Only kidding Steve! I couldn't resist after seeing mathewcarbon's post.
Since I have never posted in this forum before, I will use this to say that I envy the guys that have you wonderful women by their sides in the Great Michigan Outdoors! To all you girls, 2 thumbs up! BTW, in case you're wondering about the ice shanty, there was a thread in the ice fishing forum about some of the things that go on in ice shantys. Joe Archer, you might want to take up ice fishing!  lol


----------



## mathewcarbon (Jan 24, 2003)

so you seem to have a problem also that i am tryin to find a 3-d shoot partner and huntin gal ,,,,why is this so wrong ?
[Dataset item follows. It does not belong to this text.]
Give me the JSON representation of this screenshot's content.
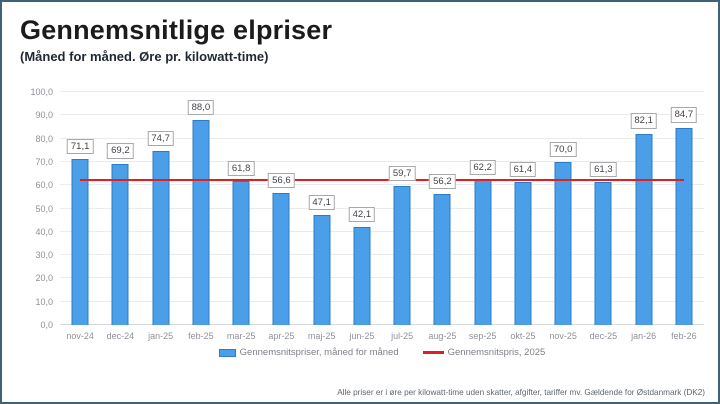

are not post for making new friends and finding people who injoy the same thing you do ?


----------



## unregistered55 (Mar 12, 2000)

Mathewcarbon, don't get anyone wrong here. That is very cool, I think that if a man and a woman is gonna be togther all their lives they should both enjoy the same things in life, and I want nothing more that a wife who will share the outdoors with me one day...We have just had some trouble in the past with people thinking this is a pickup joint and harassing the Outdoor Women on this site. If you are sincere and treat the women here with respect than that is cool, Good luck to you on your seach and if ya get an over obundance of responses let me know...


----------



## tangleknot (Oct 8, 2001)

N_O, Thanks! That pretty much sums it up perfectly! Well put.


----------



## mathewcarbon (Jan 24, 2003)

understandable that was not my intent , just wantin
what i was askin for someone to shoot with preferably a women


----------



## Gone Fishing (Jul 31, 2001)

mathewcarbon, sorry man. In all the time I have spent on this site, I have only once had anything negative to say to someone and that was cleared up quickly. It sounded kind of odd to me for a first post but I sincerely wish you the best of luck and as Northern Outdoorsman said, let us know if you get an over abundance of replies. Heck, I'm happily married. What I'm I talking about. Take care and I apologize if I offended you.


----------